President Trump has fired Secretary of State Rex Tillerson, the former ExxonMobil CEO who has been one of the administration’s most prominent figures. Discord between Trump and Tillerson was widely known, stemming from an alleged meeting in October when the Secretary of State referred to his boss as a “moron.” Trump appears to have finally had enough of the strained relationship and is seeking to replace Tillerson with his current CIA Director, Mike Pompeo. Although it is certainly the President’s prerogative to adjust his cabinet secretaries as he sees fit, canning Tillerson comes at a bad time.
First, Trump needs to be presidential going into the midterms. Already, the commander-in-chief is routinely mocked for burning through staff and advisers at a reality-show pace. Indeed, comedy shows have had a field day comparing the White House to Trump’s old reality TV show, The Apprentice. “Who will be the next to go?” was the question du jour after the resignation of Communications Director Hope Hicks only a few weeks ago. Now we know the answer. Since Trump cannot keep a cohesive staff, he looks less and less able as our nation’s chief executive.
Congressional Republicans who try to portray themselves as Trump loyalists in the run-up to November will be pilloried by Democrats for allying themselves with the most fumbling and bumbling administration in the modern era. And, as 2020 talks among Democrats increases, you can bet that a cornerstone of any anti-Trump attack will be his inability to govern his White House Staff or maintain a cabinet. With former Democratic vice president Joe Biden, among other prominent politicians and celebrities like Democrat Congressman Tim Ryan and movie star Dwayne Johnson, appearing to be setting up a 2020 candidacy, it is almost guaranteed that Barack Obama’s steady White House staffing will be used to highlight Trump’s frantic HR woes. They will say things like, can you expect a man who cannot govern his own White House to be able to govern the nation. Tillerson learned of his firing from twitter rather than from an in person meeting with the President or a staffer.

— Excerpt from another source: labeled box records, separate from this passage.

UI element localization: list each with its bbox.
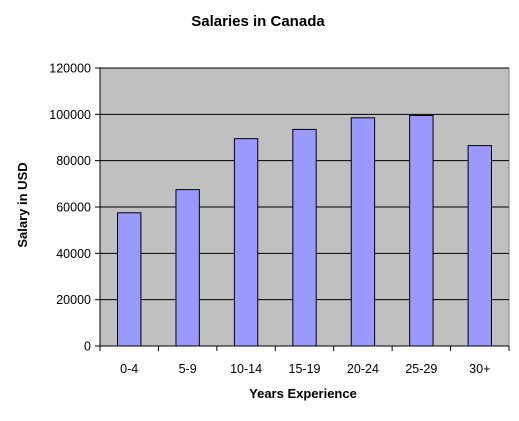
x-tick-label: 10-14 (230, 362, 262, 376)
y-axis-title: Salary in USD (15, 162, 30, 247)
y-tick-label: 60000 (56, 201, 91, 215)
x-tick-labels: 0-4 5-9 10-14 15-19 20-24 25-29 30+ (120, 362, 490, 376)
x-tick-label: 5-9 (179, 362, 197, 376)
bar (467, 145, 492, 347)
x-tick-label: 0-4 (120, 362, 138, 376)
bars (117, 114, 492, 347)
y-tick-label: 0 (84, 340, 91, 354)
gridlines (100, 67, 509, 301)
bar (117, 212, 142, 347)
axes (95, 67, 510, 351)
chart-title: Salaries in Canada (191, 13, 325, 30)
y-tick-label: 100000 (49, 108, 91, 122)
y-tick-label: 120000 (49, 62, 91, 76)
x-tick-label: 15-19 (289, 362, 321, 376)
bar (175, 189, 200, 347)
x-tick-label: 20-24 (347, 362, 379, 376)
y-tick-labels: 0 20000 40000 60000 80000 100000 120000 (49, 62, 91, 354)
x-tick-label: 30+ (469, 362, 490, 376)
bar (350, 117, 376, 347)
x-tick-label: 25-29 (405, 362, 437, 376)
x-axis-title: Years Experience (249, 386, 357, 401)
y-tick-label: 80000 (56, 154, 91, 168)
bar (292, 128, 317, 347)
bar (233, 138, 259, 347)
y-tick-label: 40000 (56, 247, 91, 261)
bar (409, 114, 434, 347)
y-tick-label: 20000 (56, 293, 91, 307)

Mike Pompeo, Director of the CIA, will become our new Secretary of State. He will do a fantastic job! Thank you to Rex Tillerson for his service! Gina Haspel will become the new Director of the CIA, and the first woman so chosen. Congratulations to all!

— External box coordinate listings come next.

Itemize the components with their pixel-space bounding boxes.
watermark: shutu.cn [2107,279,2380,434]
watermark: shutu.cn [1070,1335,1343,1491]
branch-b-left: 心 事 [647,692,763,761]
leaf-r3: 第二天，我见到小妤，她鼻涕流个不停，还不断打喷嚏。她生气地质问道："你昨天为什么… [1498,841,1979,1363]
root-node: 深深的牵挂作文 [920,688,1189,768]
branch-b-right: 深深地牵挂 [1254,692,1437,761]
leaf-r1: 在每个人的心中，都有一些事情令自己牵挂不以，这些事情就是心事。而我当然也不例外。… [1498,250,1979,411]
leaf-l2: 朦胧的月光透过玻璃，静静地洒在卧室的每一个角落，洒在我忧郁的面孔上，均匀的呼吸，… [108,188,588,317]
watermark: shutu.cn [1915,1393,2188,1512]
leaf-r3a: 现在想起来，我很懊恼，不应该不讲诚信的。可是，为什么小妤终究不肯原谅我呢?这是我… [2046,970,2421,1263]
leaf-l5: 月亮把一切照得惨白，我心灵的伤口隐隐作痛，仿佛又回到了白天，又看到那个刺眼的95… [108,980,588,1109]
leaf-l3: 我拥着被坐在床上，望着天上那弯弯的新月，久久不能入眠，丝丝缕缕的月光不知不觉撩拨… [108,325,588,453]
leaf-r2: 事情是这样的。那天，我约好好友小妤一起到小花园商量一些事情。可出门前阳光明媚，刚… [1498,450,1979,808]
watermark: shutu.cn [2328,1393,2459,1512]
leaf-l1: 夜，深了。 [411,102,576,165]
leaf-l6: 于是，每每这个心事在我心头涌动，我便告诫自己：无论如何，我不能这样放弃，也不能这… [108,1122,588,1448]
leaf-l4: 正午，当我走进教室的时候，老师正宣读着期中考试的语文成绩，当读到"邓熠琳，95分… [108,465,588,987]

— Donald J. Trump (@realDonaldTrump) March 13, 2018
Secondly, and perhaps more importantly, Trump’s firing of Tillerson sends waves of uncertainty at a time when the President should be making no sudden moves. Breaking with tradition, Trump has agreed to meet directly with North Korean dictator Kim Jong Un, the first time a U.S. President would have met with a leader of the combative, Communist “hermit-kingdom.” While the summit could be a spectacular foreign policy success for the controversial President, it could also backfire terribly. It’s a high-risk, high-reward situation that has everyone on edge. Normally there would be many meetings before the two leaders meet one another, this is to make sure they are aware of what they will be meeting about. In this case, the country and the President’s administration have no idea what the meeting will be about and seem to be walking in blind.
Was Tillerson’s firing influenced by his reluctance to support a face-to-face meeting between the bombastic Trump and the unpredictable Kim? Obviously, Trump does not want to keep around a Secretary of State who opposes the President’s attempts to engage in direct diplomacy…but does the President have the wherewithal to handle a high-stakes meeting with a nuclear-armed foe? Given Trump’s track record of going off message and waxing offensive, it seems likely that Trump is out of his element in a sensitive summit. Nevertheless, he is the President and the country waits seemingly holding its breadth to see how this turns out. Given North Korea’s own track record, it is unlikely that Pyongyang is seeking genuine peace. More likely, they are trying to buy time to further develop their arsenal and feel out America’s newest commander-in-chief. Analysts suggest that the North Korean leader has recognized that the President is in need of some kind of win due to his mounting scandals and will do almost anything to get that win.
Alarmingly, there is a historic parallel for a relatively new U.S. President to fare poorly in a summit meeting with a short, squat Communist: In 1961, rookie president John F. Kennedy was unprepared for the shrewd determination of Soviet premier Nikita Khrushchev. Instead of walking away from Vienna with peace secured, Kennedy appeared to have riled the Russians into a renewed arms race. Will Trump’s aggression do the same thing in 2018? Perhaps that is Trump’s plan, since it would highlight his asserted need for increased military spending. Walking away from the summit with Kim Jong-un threatening war would terrify the American public, but likely get Trump’s demands for a boosted U.S. military through Congress.
Of course, a failed summit meeting, made likelier by Trump lacking a more-experienced Tillerson by his side, would be bad for America. Not only would it genuinely increase the risk of a nuclear strike by North Korea, but it would worsen our federal budget by increasing defense spending after Trump cut taxes mostly for the wealthy. The national deficit would soar, the increased defense spending could cause inflation, and Russia and China would likely match our own defense hikes with their own. It’s suggested that in order to be fully prepared for the summit, President Trump should’ve kept Rex until after the summit…and the midterms.